P. Mohanudu creates picturesque three-dimensional images with nails, threads and sequins. Discussing his works — on display, along with those of 53 other artists from Tamil Nadu Arts and Crafts Improvement Association (TACIA), — he gives an account of the nails that went into the production. A depiction of Sai Baba took up 8,000 nails and one of a 52-feathered peacock, 4,622 nails. An illustration of a pair of powerful eyes was crafted with nails of three sizes — 10 mm, 13 mm and 19 mm.

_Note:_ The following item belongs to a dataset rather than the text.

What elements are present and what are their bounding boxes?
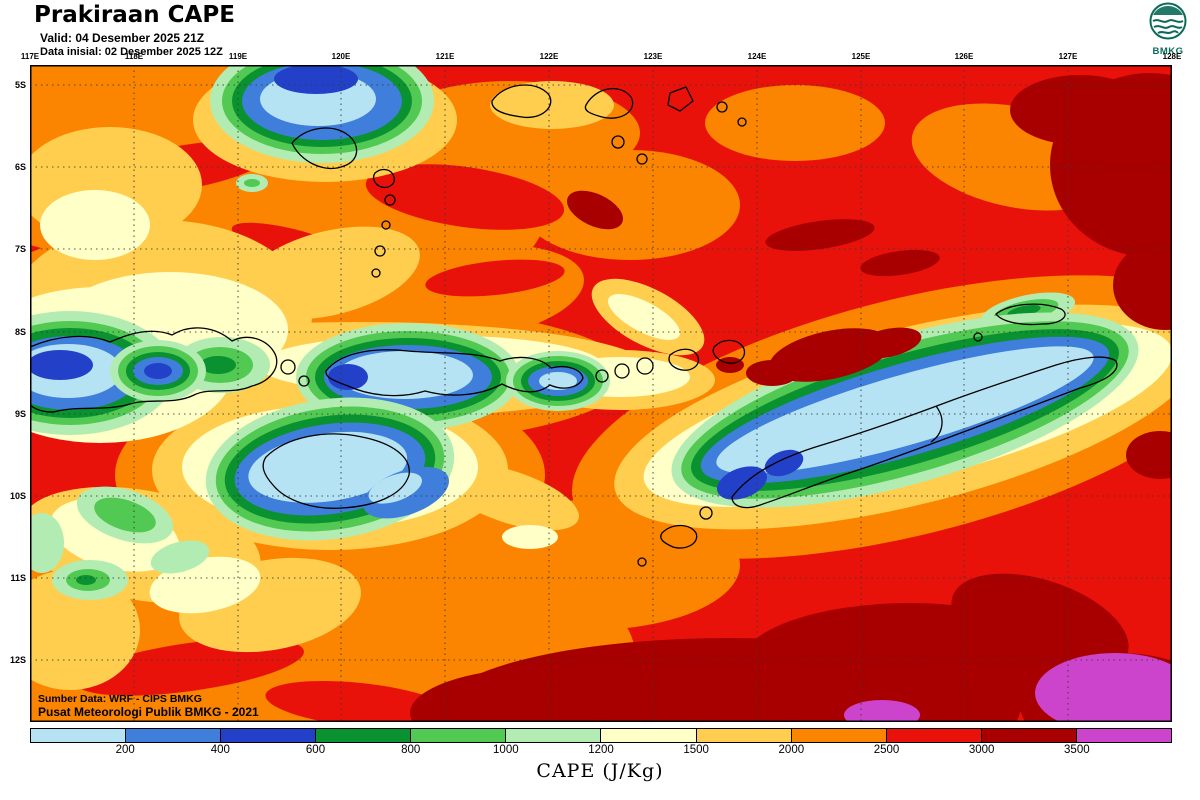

His curious creations have won Mohanudu acclaim: a district award already conferred on him, he has been nominated for a State award. Being a self-taught artist is what adds glitter to his crown. Not just Mohanudu, but 50 per cent of the TACIA artists whose works figure in the exhibition are self-taught. They juggle jobs in totally unrelated fields or the never-never responsibilities of homemaking with a compelling love for the arts.

From childhood

To give just one more example, S. Shanti, who has fashioned a representational work about ‘dreaming’ with copper sheet metal, learnt how to draw as a little child, watching her father — well-known film script writer A. Veerappan — draw comedy tracks before he wrote them down.

The commitment to promote self-trained artists that have made the grade is TACIA’s central feature, epitomised by one of its leaders, 79-year-old B.R. Annapillai, who became an artist through his own methods. The group’s greater achievement lies in its ability to bring these artists and the ones that have received formal training on common platforms.

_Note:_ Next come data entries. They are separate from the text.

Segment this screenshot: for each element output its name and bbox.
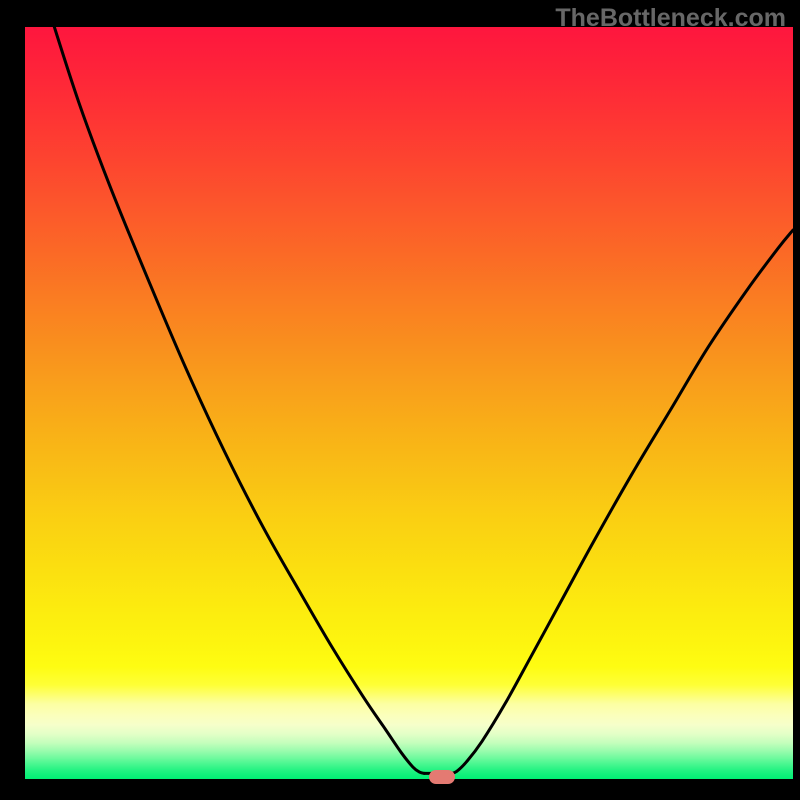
chart-root: TheBottleneck.com bbox=[0, 0, 800, 800]
plot-area bbox=[25, 27, 793, 779]
watermark-text: TheBottleneck.com bbox=[555, 4, 786, 33]
optimum-marker bbox=[429, 770, 455, 784]
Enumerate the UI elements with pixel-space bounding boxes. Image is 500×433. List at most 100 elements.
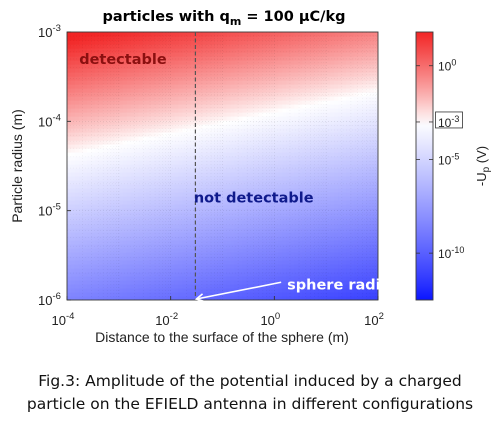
- heatmap-cell: [266, 296, 271, 300]
- heatmap-cell: [326, 212, 331, 217]
- heatmap-cell: [246, 240, 252, 245]
- heatmap-cell: [266, 92, 271, 97]
- heatmap-cell: [218, 68, 224, 73]
- heatmap-cell: [194, 244, 200, 249]
- heatmap-cell: [154, 276, 160, 281]
- heatmap-cell: [338, 80, 343, 85]
- heatmap-cell: [86, 296, 92, 300]
- heatmap-cell: [298, 72, 303, 77]
- heatmap-cell: [350, 56, 355, 61]
- heatmap-cell: [310, 40, 315, 45]
- heatmap-cell: [198, 272, 204, 277]
- heatmap-cell: [154, 292, 160, 297]
- heatmap-cell: [326, 108, 331, 113]
- heatmap-cell: [178, 224, 184, 229]
- heatmap-cell: [270, 172, 275, 177]
- heatmap-cell: [122, 224, 128, 229]
- heatmap-cell: [130, 136, 136, 141]
- heatmap-cell: [338, 148, 343, 153]
- heatmap-cell: [78, 148, 84, 153]
- heatmap-cell: [90, 112, 96, 117]
- heatmap-cell: [222, 128, 228, 133]
- heatmap-cell: [326, 168, 331, 173]
- heatmap-cell: [74, 260, 80, 265]
- heatmap-cell: [130, 80, 136, 85]
- heatmap-cell: [98, 76, 104, 81]
- heatmap-cell: [362, 216, 367, 221]
- heatmap-cell: [150, 204, 156, 209]
- heatmap-cell: [326, 228, 331, 233]
- heatmap-cell: [70, 68, 76, 73]
- heatmap-cell: [174, 92, 180, 97]
- heatmap-cell: [238, 84, 244, 89]
- heatmap-cell: [162, 248, 168, 253]
- heatmap-cell: [354, 252, 359, 257]
- heatmap-cell: [190, 44, 196, 49]
- heatmap-cell: [294, 132, 299, 137]
- heatmap-cell: [254, 88, 259, 93]
- heatmap-cell: [110, 56, 116, 61]
- heatmap-cell: [234, 104, 240, 109]
- heatmap-cell: [234, 156, 240, 161]
- heatmap-cell: [234, 44, 240, 49]
- heatmap-cell: [150, 184, 156, 189]
- heatmap-cell: [182, 128, 188, 133]
- heatmap-cell: [258, 128, 263, 133]
- heatmap-cell: [282, 224, 287, 229]
- heatmap-cell: [290, 40, 295, 45]
- heatmap-cell: [78, 220, 84, 225]
- heatmap-cell: [166, 236, 172, 241]
- heatmap-cell: [202, 144, 208, 149]
- heatmap-cell: [318, 32, 323, 37]
- heatmap-cell: [86, 260, 92, 265]
- heatmap-cell: [67, 288, 72, 293]
- heatmap-cell: [334, 180, 339, 185]
- heatmap-cell: [310, 152, 315, 157]
- heatmap-cell: [86, 80, 92, 85]
- heatmap-cell: [198, 224, 204, 229]
- heatmap-cell: [186, 284, 192, 289]
- heatmap-cell: [154, 240, 160, 245]
- heatmap-cell: [234, 252, 240, 257]
- heatmap-cell: [190, 188, 196, 193]
- heatmap-cell: [282, 136, 287, 141]
- heatmap-cell: [322, 152, 327, 157]
- heatmap-cell: [350, 248, 355, 253]
- heatmap-cell: [202, 148, 208, 153]
- heatmap-cell: [278, 68, 283, 73]
- heatmap-cell: [362, 276, 367, 281]
- heatmap-cell: [74, 136, 80, 141]
- heatmap-cell: [298, 276, 303, 281]
- heatmap-cell: [86, 140, 92, 145]
- heatmap-cell: [90, 224, 96, 229]
- heatmap-cell: [118, 108, 124, 113]
- heatmap-cell: [74, 148, 80, 153]
- heatmap-cell: [290, 208, 295, 213]
- heatmap-cell: [302, 208, 307, 213]
- heatmap-cell: [346, 268, 351, 273]
- heatmap-cell: [67, 48, 72, 53]
- heatmap-cell: [342, 48, 347, 53]
- heatmap-cell: [130, 236, 136, 241]
- heatmap-cell: [154, 100, 160, 105]
- heatmap-cell: [298, 124, 303, 129]
- heatmap-cell: [318, 188, 323, 193]
- heatmap-cell: [178, 52, 184, 57]
- heatmap-cell: [186, 260, 192, 265]
- heatmap-cell: [138, 228, 144, 233]
- heatmap-cell: [126, 176, 132, 181]
- heatmap-cell: [230, 288, 236, 293]
- heatmap-cell: [67, 88, 72, 93]
- heatmap-cell: [194, 188, 200, 193]
- heatmap-cell: [338, 192, 343, 197]
- heatmap-cell: [206, 168, 212, 173]
- heatmap-cell: [190, 64, 196, 69]
- heatmap-cell: [67, 216, 72, 221]
- heatmap-cell: [98, 296, 104, 300]
- heatmap-cell: [202, 44, 208, 49]
- heatmap-cell: [230, 252, 236, 257]
- heatmap-cell: [74, 32, 80, 37]
- heatmap-cell: [146, 180, 152, 185]
- heatmap-cell: [282, 284, 287, 289]
- heatmap-cell: [282, 208, 287, 213]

Inviting the college-trained artists to the party bring the allure of experimentation to the mix. To mention just a few works, K. Ravee’s paintings — based on temple sculptures — give the impression of chiselling stone with gentle touches of the paint brush; N. Gopi Krishanan’s installation art on the subject of war presents synecdoche in metal, where pieces of objects of war convey chaos, speed and destruction; Sneha Ambare’s work unites Warli work with cave paintings; S. Anand’s works depict flowers by deft daubing of paint with the palette knife; and M.A. Sankaralingam’s strokes present arresting optical illusions.

(The exhibition is on at Lalit Kala Akademi, Greams Road, till August 26 from 11 a.m. to 7 p.m.)